Source : The Guardian , 7 octobre 2019

b) Quelles perspectives politiques en cas de sortie sans accord ?

L'éventualité d'une sortie du Royaume-Uni sans accord suscite de sombres perspectives : un reportage de la BBC de mars 2018 a montré que certains groupements dissidents de l'IRA se préparaient à des actions terroristes en cas de retour à une frontière dure, alors même que les paramilitaires loyalistes s'apprêtaient à un affrontement éventuel.

L'on observe d'ores et déjà une multiplication des actes violents venant avant tout de groupements nationalistes républicains, dont la communauté est déstabilisée par l'éventualité d'une frontière physique les séparant de l'Éire. Le 18 avril dernier, des rixes à Derry ont mené à l'assassinat en pleine rue de la journaliste Lyra McKee - un meurtre revendiqué par la « New IRA », un groupement dissident affirmant avoir voulu viser un policier. L'on pourrait mentionner aussi un attentat à la voiture piégée à Derry le 19 janvier 2019, revendiqué par une branche de l'IRA.

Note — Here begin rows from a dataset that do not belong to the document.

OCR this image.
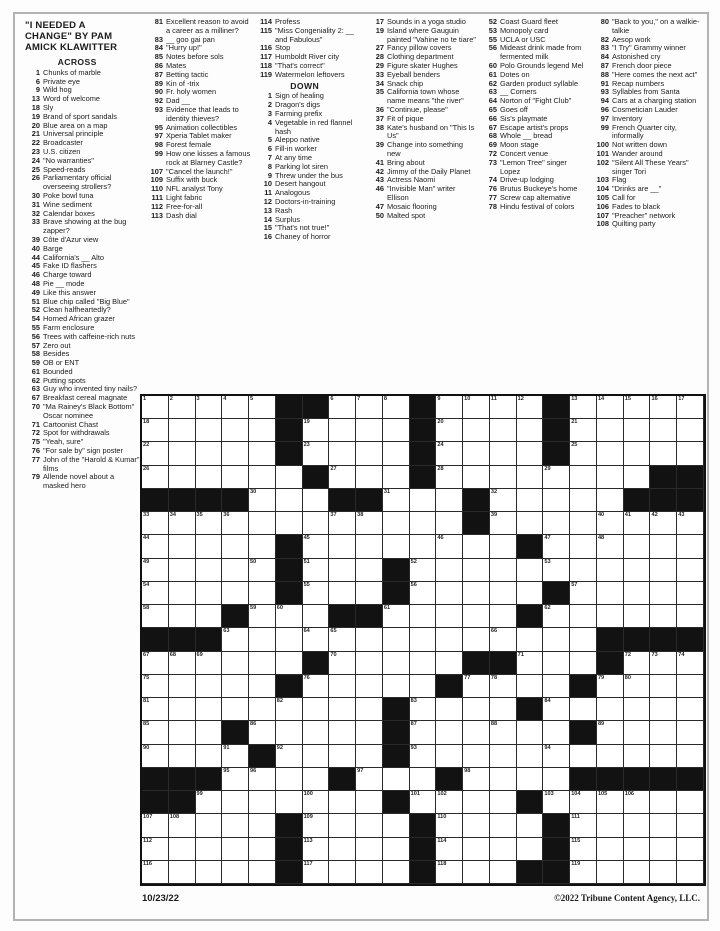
"I NEEDED A
CHANGE" BY PAM
AMICK KLAWITTER
ACROSS
1 Chunks of marble
6 Private eye
9 Wild hog
13 Word of welcome
18 Sly
19 Brand of sport sandals
20 Blue area on a map
21 Universal principle
22 Broadcaster
23 U.S. citizen
24 "No warranties"
25 Speed-reads
26 Parliamentary official overseeing strollers?
30 Poke bowl tuna
31 Wine sediment
32 Calendar boxes
33 Brave showing at the bug zapper?
39 Côte d'Azur view
40 Barge
44 California's __ Alto
45 Fake ID flashers
46 Charge toward
48 Pie __ mode
49 Like this answer
51 Blue chip called "Big Blue"
52 Clean halfheartedly?
54 Horned African grazer
55 Farm enclosure
56 Trees with caffeine-rich nuts
57 Zero out
58 Besides
59 OB or ENT
61 Bounded
62 Putting spots
63 Guy who invented tiny nails?
67 Breakfast cereal magnate
70 "Ma Rainey's Black Bottom" Oscar nominee
71 Cartoonist Chast
72 Spot for withdrawals
75 "Yeah, sure"
76 "For sale by" sign poster
77 John of the "Harold & Kumar" films
79 Allende novel about a masked hero
81 Excellent reason to avoid a career as a milliner?
83 __ goo gai pan
84 "Hurry up!"
85 Notes before sols
86 Mates
87 Betting tactic
89 Kin of -trix
90 Fr. holy women
92 Dad __
93 Evidence that leads to identity thieves?
95 Animation collectibles
97 Xperia Tablet maker
98 Forest female
99 How one kisses a famous rock at Blarney Castle?
107 "Cancel the launch!"
109 Suffix with buck
110 NFL analyst Tony
111 Light fabric
112 Free-for-all
113 Dash dial
114 Profess
115 "Miss Congeniality 2: __ and Fabulous"
116 Stop
117 Humboldt River city
118 "That's correct"
119 Watermelon leftovers
DOWN
1 Sign of healing
2 Dragon's digs
3 Farming prefix
4 Vegetable in red flannel hash
5 Aleppo native
6 Fill-in worker
7 At any time
8 Parking lot siren
9 Threw under the bus
10 Desert hangout
11 Analogous
12 Doctors-in-training
13 Rash
14 Surplus
15 "That's not true!"
16 Chaney of horror
17 Sounds in a yoga studio
19 Island where Gauguin painted "Vahine no te tiare"
27 Fancy pillow covers
28 Clothing department
29 Figure skater Hughes
33 Eyeball benders
34 Snack chip
35 California town whose name means "the river"
36 "Continue, please"
37 Fit of pique
38 Kate's husband on "This Is Us"
39 Change into something new
41 Bring about
42 Jimmy of the Daily Planet
43 Actress Naomi
46 "Invisible Man" writer Ellison
47 Mosaic flooring
50 Malted spot
52 Coast Guard fleet
53 Monopoly card
55 UCLA or USC
56 Mideast drink made from fermented milk
60 Polo Grounds legend Mel
61 Dotes on
62 Garden product syllable
63 __ Corners
64 Norton of "Fight Club"
65 Goes off
66 Sis's playmate
67 Escape artist's props
68 Whole __ bread
69 Moon stage
72 Concert venue
73 "Lemon Tree" singer Lopez
74 Drive-up lodging
76 Brutus Buckeye's home
77 Screw cap alternative
78 Hindu festival of colors
80 "Back to you," on a walkie-talkie
82 Aesop work
83 "I Try" Grammy winner
84 Astonished cry
87 French door piece
88 "Here comes the next act"
91 Recap numbers
93 Syllables from Santa
94 Cars at a charging station
96 Cosmetician Lauder
97 Inventory
99 French Quarter city, informally
100 Not written down
101 Wander around
102 "Silent All These Years" singer Tori
103 Flag
104 "Drinks are __"
105 Call for
106 Fades to black
107 "Preacher" network
108 Quilting party
1	2	3	4	5	6	7	8	9	10	11	12	13	14	15	16	17
18	19	20	21
22	23	24	25
26	27	28	29
30	31	32
33	34	35	36	37	38	39	40	41	42	43
44	45	46	47	48
49	50	51	52	53
54	55	56	57
58	59	60	61	62
63	64	65	66
67	68	69	70	71	72	73	74
75	76	77	78	79	80
81	82	83	84
85	86	87	88	89
90	91	92	93	94
95	96	97	98
99	100	101	102	103	104	105	106
107	108	109	110	111
112	113	114	115
116	117	118	119
10/23/22	©2022 Tribune Content Agency, LLC.
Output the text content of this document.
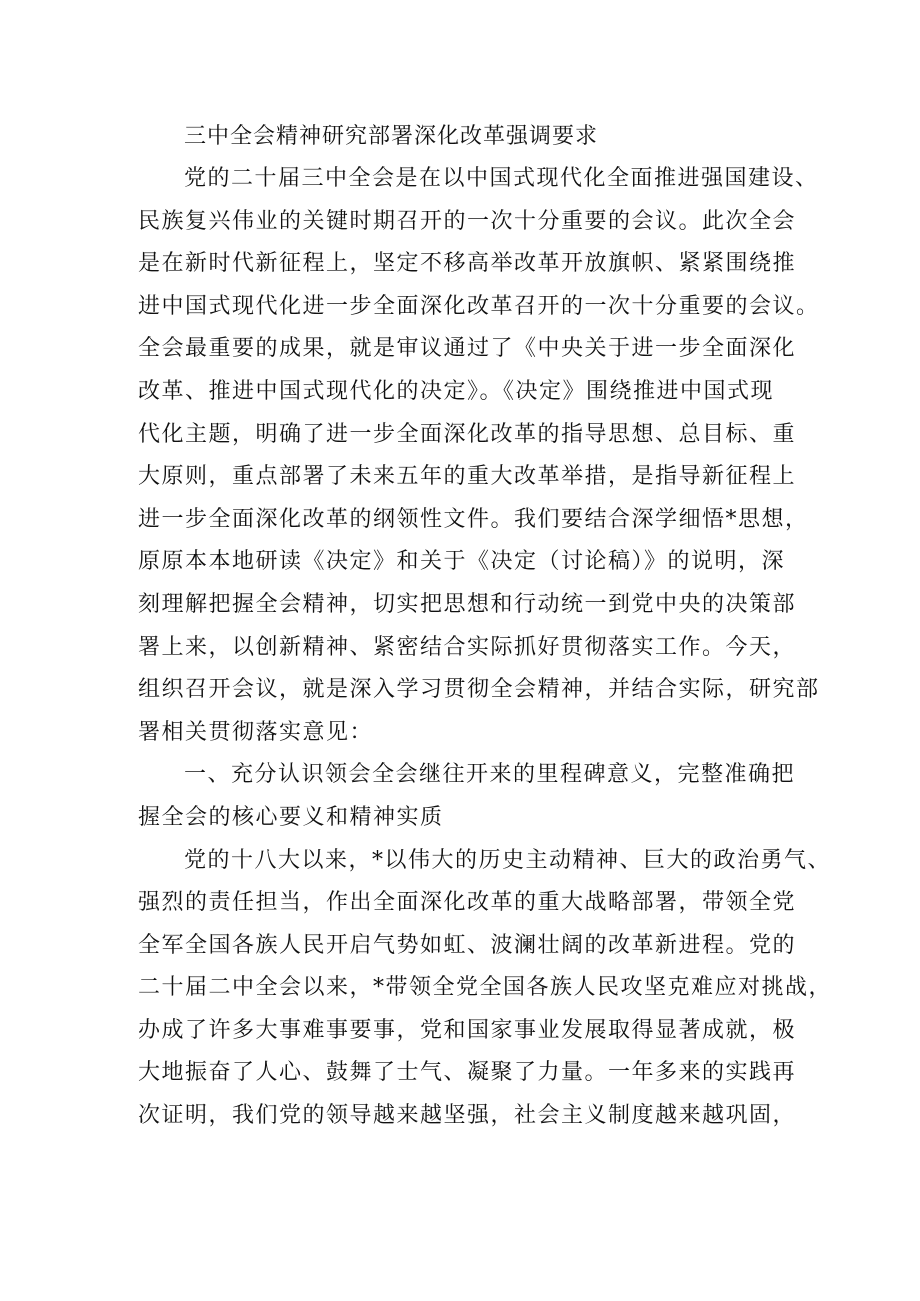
三中全会精神研究部署深化改革强调要求
党的二十届三中全会是在以中国式现代化全面推进强国建设、
民族复兴伟业的关键时期召开的一次十分重要的会议。此次全会
是在新时代新征程上，坚定不移高举改革开放旗帜、紧紧围绕推
进中国式现代化进一步全面深化改革召开的一次十分重要的会议。
全会最重要的成果，就是审议通过了《中央关于进一步全面深化
改革、推进中国式现代化的决定》。《决定》围绕推进中国式现
代化主题，明确了进一步全面深化改革的指导思想、总目标、重
大原则，重点部署了未来五年的重大改革举措，是指导新征程上
进一步全面深化改革的纲领性文件。我们要结合深学细悟*思想，
原原本本地研读《决定》和关于《决定（讨论稿）》的说明，深
刻理解把握全会精神，切实把思想和行动统一到党中央的决策部
署上来，以创新精神、紧密结合实际抓好贯彻落实工作。今天，
组织召开会议，就是深入学习贯彻全会精神，并结合实际，研究部
署相关贯彻落实意见：
一、充分认识领会全会继往开来的里程碑意义，完整准确把
握全会的核心要义和精神实质
党的十八大以来，*以伟大的历史主动精神、巨大的政治勇气、
强烈的责任担当，作出全面深化改革的重大战略部署，带领全党
全军全国各族人民开启气势如虹、波澜壮阔的改革新进程。党的
二十届二中全会以来，*带领全党全国各族人民攻坚克难应对挑战，
办成了许多大事难事要事，党和国家事业发展取得显著成就，极
大地振奋了人心、鼓舞了士气、凝聚了力量。一年多来的实践再
次证明，我们党的领导越来越坚强，社会主义制度越来越巩固，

Une sortie sans accord serait la pire des solutions, y compris pour les Unionistes. En effet, les observateurs s'accordent pour estimer qu'un Brexit sans accord augmenterait considérablement les chances d'une unification de l'île. En juillet 2019, le Taoiseach (Premier Ministre irlandais) Leo Varadkar a rappelé que le référendum de réunification prévu par le volet irlando-britannique des accords du Vendredi Saint deviendrait fort probable en cas de sortie sans accord. La position officielle du Sinn Féin est qu'il appellerait pour la première fois de son histoire à un tel référendum dès une éventuelle sortie sans accord.

En outre, un sondage récent indique pour la première fois un soutien majoritaire pour l'unification de l'île en Ulster (51%), montrant qu'un nombre croissant de protestants modérés préfèrent une Irlande unie à une frontière dure. En effet, une telle unification serait, en cas de Brexit dur, la seule solution permettant de maintenir une frontière ouverte (en la faisant disparaître). La tendance à l'unification ne fera que s'accroître au vu des tendances démographiques respectives des deux communautés, les catholiques étant amenés à devenir majoritaires dès 2021 alors que le pays a jusqu'alors toujours connu une majorité protestante unioniste.

De ce fait, il se pourrait que la stratégie britannique, et en particulier celle encore plus intransigeante du DUP, ait un effet pervers redoutable. Au-delà du retour des violences, le DUP pourrait perdre sa raison d'être, et le Royaume-Uni son unité constitutionnelle. À ne pas vouloir céder sur la double éventualité d'une frontière douanière et réglementaire en Mer d'Irlande, les unionistes pourraient se retrouver avec la frontière politique qu'ils redoutent le plus.


* 17 Marie-Claire Considère-Charon, Brexit à l'irlandaise :vers la remilitarisation de la frontière ? , Observatoire de la société britannique, 22 | 2018, 219-230.

* 18 “Ireland and Brexit : modelling the impact of deal and no-deal scenarios”, A. Bergin, P. Economides, A. Garcia-Rodriguez, G. Murphy, Economic & Social Research Institute (ESRI).

* 19 Voir le protocole au projet d'accord de retrait du Royaume-Uni et de l'UE publié le 14 novembre 2018.